The field of radioligand therapy is currently experiencing surging interest. Therefore, it is not surprising that there is a high demand to label various ligands with ²¹¹At. PSMA-targeting vectors for the treatment of late-stage prostate cancer patients with poor prognosis is one of those ligands. Radiochemistry towards more advanced ²¹¹At-labeled small molecule and peptide-based structures is generally challenging.

Together with my coworkers, I refined and developed novel methodologies to overcome such challenges and label and evaluate a set of radioligands, including a ²¹¹At-labeled PSMA targeting vector. A special focus within this thesis was also to develop an extracorporeal trap that would allow to clear PSMA-targeting agents out of the bloodstream via the tetrazine ligation and increase thereby treatment efficacies by improving the therapeutic index. Preliminary results indicate that such clearing might be possible.

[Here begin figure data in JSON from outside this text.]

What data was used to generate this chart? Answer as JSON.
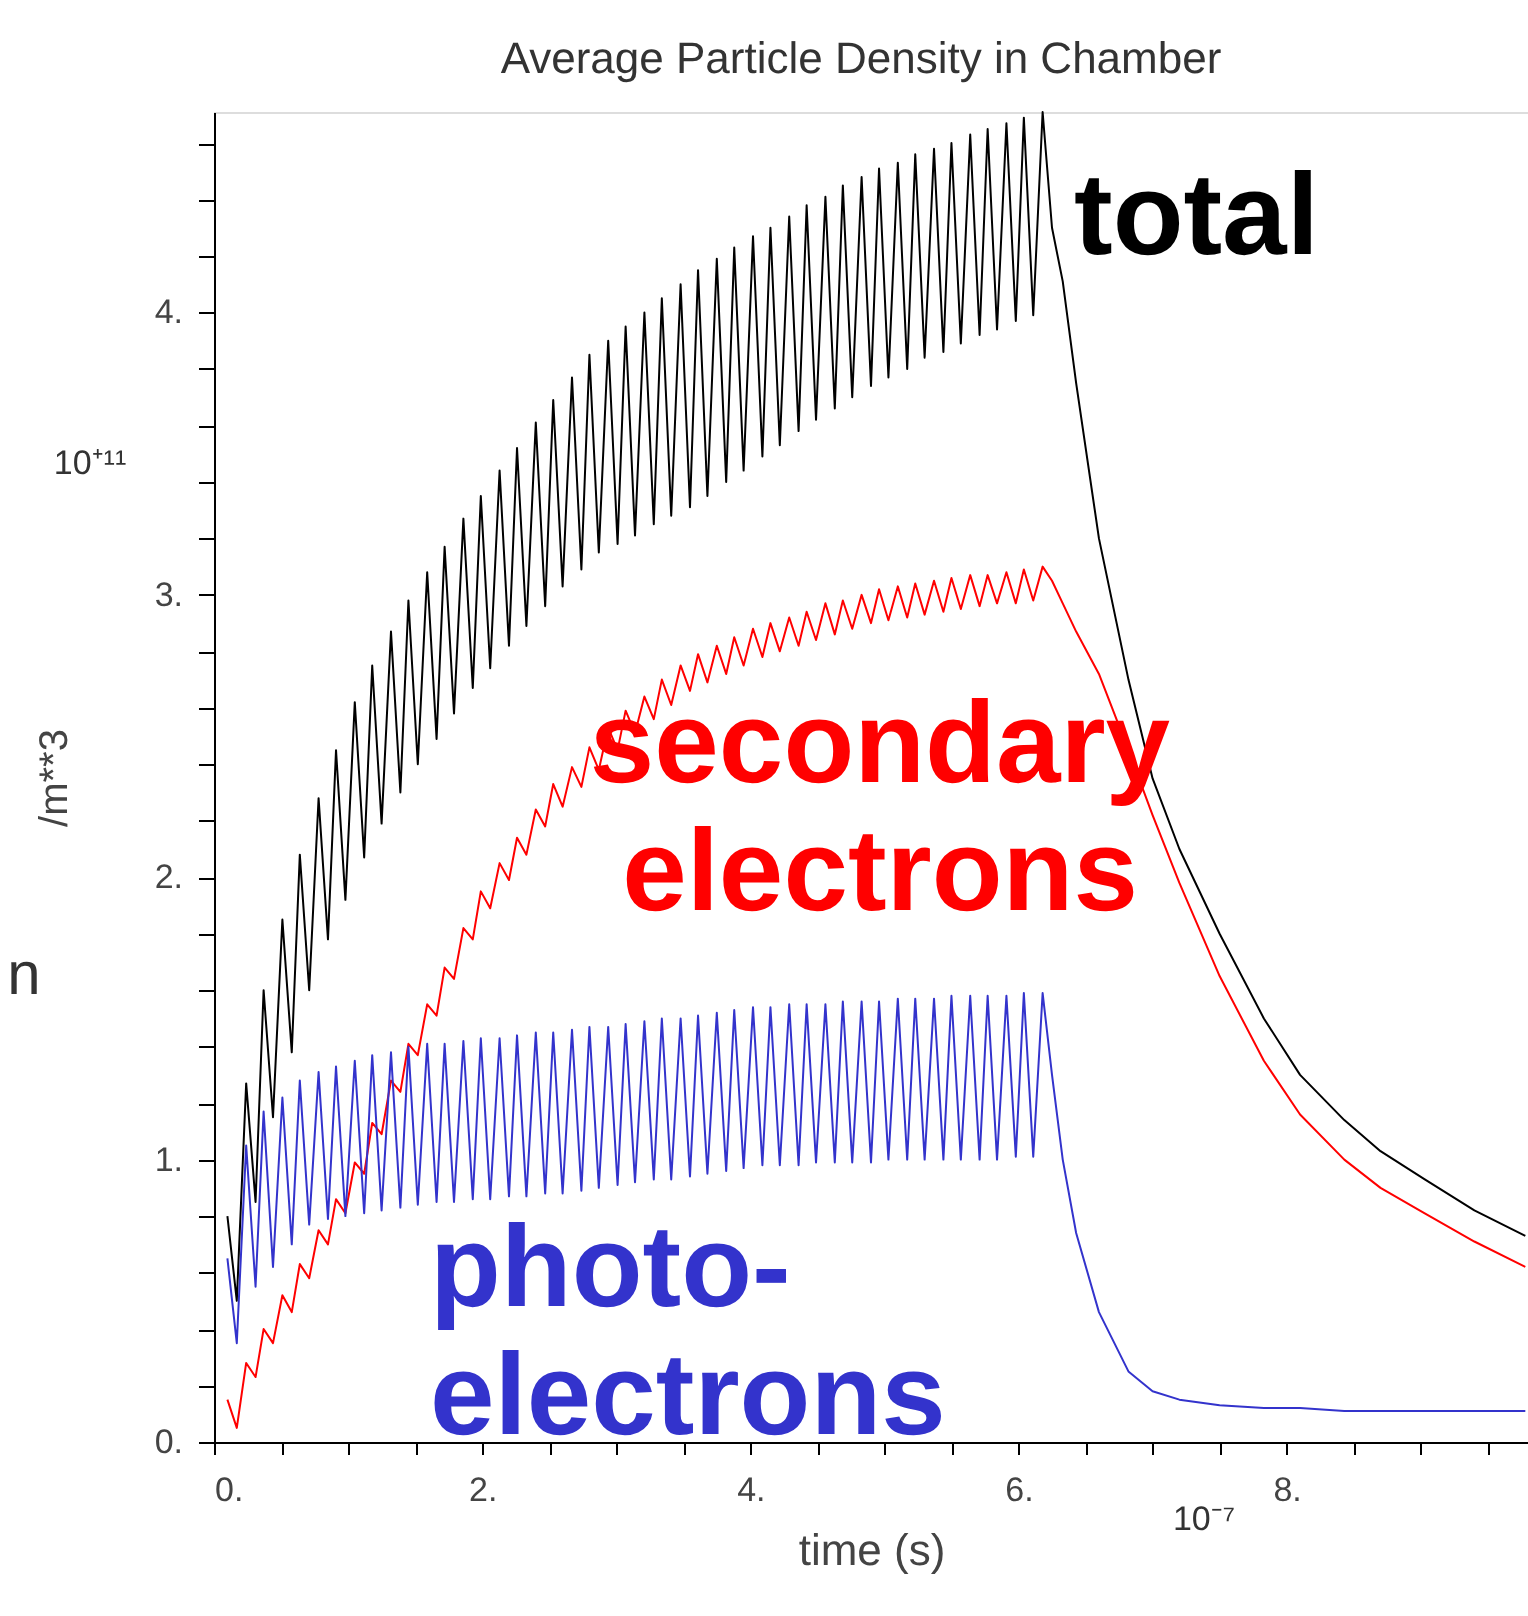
{
  "chart_data": {
    "type": "line",
    "title": "Average Particle Density in Chamber",
    "xlabel": "time (s)",
    "ylabel": "/m**3",
    "annotations": [
      "10⁺¹¹",
      "10⁻⁷",
      "n"
    ],
    "xlim": [
      0,
      9.8
    ],
    "ylim": [
      0,
      4.71
    ],
    "xticks": [
      {
        "value": 0,
        "label": "0."
      },
      {
        "value": 0.5,
        "label": null
      },
      {
        "value": 1,
        "label": null
      },
      {
        "value": 1.5,
        "label": null
      },
      {
        "value": 2,
        "label": "2."
      },
      {
        "value": 2.5,
        "label": null
      },
      {
        "value": 3,
        "label": null
      },
      {
        "value": 3.5,
        "label": null
      },
      {
        "value": 4,
        "label": "4."
      },
      {
        "value": 4.5,
        "label": null
      },
      {
        "value": 5,
        "label": null
      },
      {
        "value": 5.5,
        "label": null
      },
      {
        "value": 6,
        "label": "6."
      },
      {
        "value": 6.5,
        "label": null
      },
      {
        "value": 7,
        "label": null
      },
      {
        "value": 7.5,
        "label": null
      },
      {
        "value": 8,
        "label": "8."
      },
      {
        "value": 8.5,
        "label": null
      },
      {
        "value": 9,
        "label": null
      },
      {
        "value": 9.5,
        "label": null
      }
    ],
    "yticks": [
      {
        "value": 0,
        "label": "0."
      },
      {
        "value": 0.2,
        "label": null
      },
      {
        "value": 0.4,
        "label": null
      },
      {
        "value": 0.6,
        "label": null
      },
      {
        "value": 0.8,
        "label": null
      },
      {
        "value": 1,
        "label": "1."
      },
      {
        "value": 1.2,
        "label": null
      },
      {
        "value": 1.4,
        "label": null
      },
      {
        "value": 1.6,
        "label": null
      },
      {
        "value": 1.8,
        "label": null
      },
      {
        "value": 2,
        "label": "2."
      },
      {
        "value": 2.2,
        "label": null
      },
      {
        "value": 2.4,
        "label": null
      },
      {
        "value": 2.6,
        "label": null
      },
      {
        "value": 2.8,
        "label": null
      },
      {
        "value": 3,
        "label": "3."
      },
      {
        "value": 3.2,
        "label": null
      },
      {
        "value": 3.4,
        "label": null
      },
      {
        "value": 3.6,
        "label": null
      },
      {
        "value": 3.8,
        "label": null
      },
      {
        "value": 4,
        "label": "4."
      },
      {
        "value": 4.2,
        "label": null
      },
      {
        "value": 4.4,
        "label": null
      },
      {
        "value": 4.6,
        "label": null
      }
    ],
    "grid": false,
    "legend": false,
    "marker": "none",
    "line_style": "solid",
    "x": [
      0.1,
      0.17,
      0.24,
      0.31,
      0.37,
      0.44,
      0.51,
      0.58,
      0.64,
      0.71,
      0.78,
      0.85,
      0.91,
      0.98,
      1.05,
      1.12,
      1.18,
      1.25,
      1.32,
      1.39,
      1.45,
      1.52,
      1.59,
      1.66,
      1.72,
      1.79,
      1.86,
      1.93,
      1.99,
      2.06,
      2.13,
      2.2,
      2.26,
      2.33,
      2.4,
      2.47,
      2.53,
      2.6,
      2.67,
      2.74,
      2.8,
      2.87,
      2.94,
      3.01,
      3.07,
      3.14,
      3.21,
      3.28,
      3.34,
      3.41,
      3.48,
      3.55,
      3.61,
      3.68,
      3.75,
      3.82,
      3.88,
      3.95,
      4.02,
      4.09,
      4.15,
      4.22,
      4.29,
      4.36,
      4.42,
      4.49,
      4.56,
      4.63,
      4.69,
      4.76,
      4.83,
      4.9,
      4.96,
      5.03,
      5.1,
      5.17,
      5.23,
      5.3,
      5.37,
      5.44,
      5.5,
      5.57,
      5.64,
      5.71,
      5.77,
      5.84,
      5.91,
      5.98,
      6.04,
      6.11,
      6.18,
      6.25,
      6.33,
      6.43,
      6.6,
      6.82,
      7.0,
      7.2,
      7.5,
      7.83,
      8.1,
      8.43,
      8.7,
      9.03,
      9.4,
      9.78
    ],
    "series": [
      {
        "name": "total",
        "color": "#000000",
        "values": [
          0.8,
          0.5,
          1.27,
          0.85,
          1.6,
          1.15,
          1.85,
          1.38,
          2.08,
          1.6,
          2.28,
          1.78,
          2.45,
          1.92,
          2.62,
          2.07,
          2.75,
          2.19,
          2.87,
          2.3,
          2.98,
          2.4,
          3.08,
          2.49,
          3.17,
          2.58,
          3.27,
          2.67,
          3.35,
          2.74,
          3.44,
          2.82,
          3.52,
          2.89,
          3.61,
          2.96,
          3.69,
          3.03,
          3.77,
          3.09,
          3.85,
          3.15,
          3.9,
          3.18,
          3.95,
          3.21,
          4.0,
          3.25,
          4.05,
          3.28,
          4.1,
          3.31,
          4.15,
          3.35,
          4.19,
          3.4,
          4.23,
          3.44,
          4.27,
          3.49,
          4.3,
          3.53,
          4.34,
          3.58,
          4.38,
          3.62,
          4.41,
          3.66,
          4.45,
          3.7,
          4.48,
          3.74,
          4.51,
          3.77,
          4.53,
          3.8,
          4.56,
          3.84,
          4.58,
          3.86,
          4.6,
          3.89,
          4.63,
          3.92,
          4.65,
          3.94,
          4.67,
          3.97,
          4.69,
          3.99,
          4.71,
          4.3,
          4.11,
          3.75,
          3.2,
          2.7,
          2.35,
          2.1,
          1.8,
          1.5,
          1.3,
          1.14,
          1.03,
          0.93,
          0.82,
          0.73
        ]
      },
      {
        "name": "secondary electrons",
        "color": "#ff0000",
        "values": [
          0.15,
          0.05,
          0.28,
          0.23,
          0.4,
          0.35,
          0.52,
          0.46,
          0.63,
          0.58,
          0.75,
          0.7,
          0.86,
          0.81,
          0.99,
          0.95,
          1.13,
          1.09,
          1.28,
          1.24,
          1.41,
          1.37,
          1.55,
          1.51,
          1.68,
          1.64,
          1.82,
          1.78,
          1.95,
          1.89,
          2.05,
          1.99,
          2.14,
          2.08,
          2.24,
          2.18,
          2.33,
          2.25,
          2.39,
          2.32,
          2.46,
          2.38,
          2.53,
          2.45,
          2.59,
          2.51,
          2.64,
          2.56,
          2.7,
          2.61,
          2.75,
          2.66,
          2.79,
          2.69,
          2.82,
          2.72,
          2.85,
          2.75,
          2.88,
          2.78,
          2.9,
          2.8,
          2.92,
          2.82,
          2.94,
          2.84,
          2.97,
          2.86,
          2.98,
          2.88,
          3.0,
          2.9,
          3.02,
          2.91,
          3.03,
          2.92,
          3.04,
          2.93,
          3.05,
          2.94,
          3.06,
          2.95,
          3.07,
          2.96,
          3.07,
          2.97,
          3.08,
          2.97,
          3.09,
          2.98,
          3.1,
          3.05,
          2.97,
          2.87,
          2.72,
          2.45,
          2.22,
          1.98,
          1.65,
          1.35,
          1.16,
          1.0,
          0.9,
          0.81,
          0.71,
          0.62
        ]
      },
      {
        "name": "photo-electrons",
        "color": "#3333cc",
        "values": [
          0.65,
          0.35,
          1.05,
          0.55,
          1.17,
          0.62,
          1.22,
          0.7,
          1.28,
          0.77,
          1.31,
          0.79,
          1.33,
          0.8,
          1.35,
          0.81,
          1.37,
          0.82,
          1.38,
          0.83,
          1.4,
          0.84,
          1.41,
          0.85,
          1.41,
          0.85,
          1.42,
          0.86,
          1.43,
          0.86,
          1.43,
          0.87,
          1.44,
          0.87,
          1.45,
          0.88,
          1.45,
          0.88,
          1.46,
          0.89,
          1.47,
          0.9,
          1.47,
          0.91,
          1.48,
          0.92,
          1.49,
          0.93,
          1.5,
          0.93,
          1.5,
          0.94,
          1.51,
          0.95,
          1.52,
          0.96,
          1.53,
          0.97,
          1.54,
          0.98,
          1.54,
          0.98,
          1.55,
          0.98,
          1.55,
          0.99,
          1.55,
          0.99,
          1.56,
          0.99,
          1.56,
          0.99,
          1.56,
          1.0,
          1.57,
          1.0,
          1.57,
          1.0,
          1.57,
          1.0,
          1.58,
          1.0,
          1.58,
          1.0,
          1.58,
          1.0,
          1.58,
          1.01,
          1.59,
          1.01,
          1.59,
          1.3,
          1.0,
          0.74,
          0.46,
          0.25,
          0.18,
          0.15,
          0.13,
          0.12,
          0.12,
          0.11,
          0.11,
          0.11,
          0.11,
          0.11
        ]
      }
    ]
  }
}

A key methodology developed within this Ph.D. thesis is the ²¹¹At-astatination via electrophilic degermylation, amenable to various scaffolds such as highly reactive Tetrazines (Tzs). Intrigued by the properties of organogermanium reagents, I developed a new method to label ¹¹C-aryl nitriles. Electron-rich and electron-neutral (hetero)arenes could be accessed via electrophilic radiocyanation. The methodology proved further amenable towards direct C-H radiocyanation and the radiocyanation of trialkylstannyl derivatives. Moreover, I decided to explore if [¹⁸F]SuFEx or¹⁸F-labeling methods based on boron precursors could be applied to radiolabel Tzs. After an initial optimization, good RCYs could be achieved for both methods. Finally, the in vivo performance of a set of our ¹⁸F-labeled lead Tzs was assessed towards selecting the optimal candidate for pretargeted imaging and future clinical translation. Generally, polar and highly reactive ¹⁸F-labeled Tzs with a net charge of 0 proved superior.

In conclusion, methodologies presented within this PhD project will facilitate the development of various ¹⁸F-, ¹¹C-, and ²¹¹At-labeled radiopharmaceuticals.